The transition from traditional synchronous machines to inverter-based resources is evident due to their ability to integrate renewable energy sources. Problems of instability due to the dynamics of the inverter, which is a major component of an Inverter-Based Resource (IBR), need to be modeled accordingly to stabilize the system behavior. This paper includes the development of a linearized state space model for a three-phase standalone inverter equipped with an LCL filter and RL load comprising IBR. A detailed mathematical framework in MATLAB, which includes a system of differential equations, state matrices (A, B, and C), and eigenvalue analysis for stability assessment of the small-signal behavior of the inverter system, has been developed.
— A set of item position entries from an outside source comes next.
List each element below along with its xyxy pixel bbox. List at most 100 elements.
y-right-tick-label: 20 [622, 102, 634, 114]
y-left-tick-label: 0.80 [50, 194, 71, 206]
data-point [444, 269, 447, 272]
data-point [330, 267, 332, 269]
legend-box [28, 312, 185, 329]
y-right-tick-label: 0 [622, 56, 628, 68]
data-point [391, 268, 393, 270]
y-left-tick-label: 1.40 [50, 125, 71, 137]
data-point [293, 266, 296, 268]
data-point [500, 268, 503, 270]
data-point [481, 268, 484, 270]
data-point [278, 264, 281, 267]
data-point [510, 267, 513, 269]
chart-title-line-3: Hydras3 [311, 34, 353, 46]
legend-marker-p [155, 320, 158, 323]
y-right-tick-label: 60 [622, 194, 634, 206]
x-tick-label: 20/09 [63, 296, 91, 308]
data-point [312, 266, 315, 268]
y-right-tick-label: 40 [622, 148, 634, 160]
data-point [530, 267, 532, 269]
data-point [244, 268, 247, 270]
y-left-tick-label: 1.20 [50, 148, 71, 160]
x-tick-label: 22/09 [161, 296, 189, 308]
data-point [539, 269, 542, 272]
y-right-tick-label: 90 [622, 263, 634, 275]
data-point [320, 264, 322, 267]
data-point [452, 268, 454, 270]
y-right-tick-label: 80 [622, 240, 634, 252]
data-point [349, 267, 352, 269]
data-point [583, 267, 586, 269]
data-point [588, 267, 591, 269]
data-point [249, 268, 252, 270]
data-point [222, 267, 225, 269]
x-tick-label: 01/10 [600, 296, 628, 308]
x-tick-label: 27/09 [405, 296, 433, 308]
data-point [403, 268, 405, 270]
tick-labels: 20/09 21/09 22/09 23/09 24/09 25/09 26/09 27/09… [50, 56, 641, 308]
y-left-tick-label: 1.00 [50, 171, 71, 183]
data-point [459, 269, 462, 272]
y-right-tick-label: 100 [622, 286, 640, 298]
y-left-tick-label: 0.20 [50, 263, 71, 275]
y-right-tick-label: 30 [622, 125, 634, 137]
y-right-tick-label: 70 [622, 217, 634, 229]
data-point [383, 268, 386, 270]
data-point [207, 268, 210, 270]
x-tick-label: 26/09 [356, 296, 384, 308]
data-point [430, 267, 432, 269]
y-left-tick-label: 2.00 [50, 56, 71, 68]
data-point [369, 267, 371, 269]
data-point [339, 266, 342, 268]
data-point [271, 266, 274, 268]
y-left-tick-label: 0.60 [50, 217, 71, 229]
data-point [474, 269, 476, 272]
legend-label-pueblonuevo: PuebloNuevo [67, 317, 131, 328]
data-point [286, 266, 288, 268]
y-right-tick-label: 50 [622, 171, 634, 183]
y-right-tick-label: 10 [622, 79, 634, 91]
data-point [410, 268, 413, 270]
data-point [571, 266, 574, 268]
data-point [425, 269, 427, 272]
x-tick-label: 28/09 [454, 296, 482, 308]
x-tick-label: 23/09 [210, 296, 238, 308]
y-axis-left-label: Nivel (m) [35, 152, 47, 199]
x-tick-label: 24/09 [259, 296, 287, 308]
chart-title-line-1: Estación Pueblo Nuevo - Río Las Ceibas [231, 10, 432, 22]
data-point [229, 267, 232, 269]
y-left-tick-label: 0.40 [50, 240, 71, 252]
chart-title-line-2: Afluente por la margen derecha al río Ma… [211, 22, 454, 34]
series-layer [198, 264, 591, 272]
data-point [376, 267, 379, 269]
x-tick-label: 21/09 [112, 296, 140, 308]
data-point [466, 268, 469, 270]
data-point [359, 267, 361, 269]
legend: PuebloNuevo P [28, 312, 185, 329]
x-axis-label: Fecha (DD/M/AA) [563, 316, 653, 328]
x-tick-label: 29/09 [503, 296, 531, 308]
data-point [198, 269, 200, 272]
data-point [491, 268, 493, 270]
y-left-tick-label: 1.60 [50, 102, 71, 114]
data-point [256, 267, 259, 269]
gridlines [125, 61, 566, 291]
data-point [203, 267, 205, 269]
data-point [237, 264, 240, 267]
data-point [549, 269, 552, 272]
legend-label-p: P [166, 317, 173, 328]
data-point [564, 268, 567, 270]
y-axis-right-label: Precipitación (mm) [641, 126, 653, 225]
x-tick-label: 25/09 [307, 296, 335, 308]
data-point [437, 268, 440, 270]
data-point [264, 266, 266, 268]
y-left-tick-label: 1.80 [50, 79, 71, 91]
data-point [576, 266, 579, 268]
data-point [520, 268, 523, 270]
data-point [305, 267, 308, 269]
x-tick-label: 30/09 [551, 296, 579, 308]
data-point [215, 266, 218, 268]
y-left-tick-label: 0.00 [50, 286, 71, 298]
The result includes the identification of critical modes and their participating states that provide insights into system nonlinearity and stability. All eight eigenvalues have real parts lying in negative real axis, with two of the modes having damping ratio 0.24% and 0.25% suggesting critically with frequency of oscillation of 3.69 kHz and 3.59 kHz, respectively. The model’s efficacy to capture electromagnetic dynamics depicting two of the electromagnetic modes with a high frequency of oscillation around the resonance frequency has been presented, alongside a solid foundation for future feedback controller design in enhancing IBRs stability in renewable integration.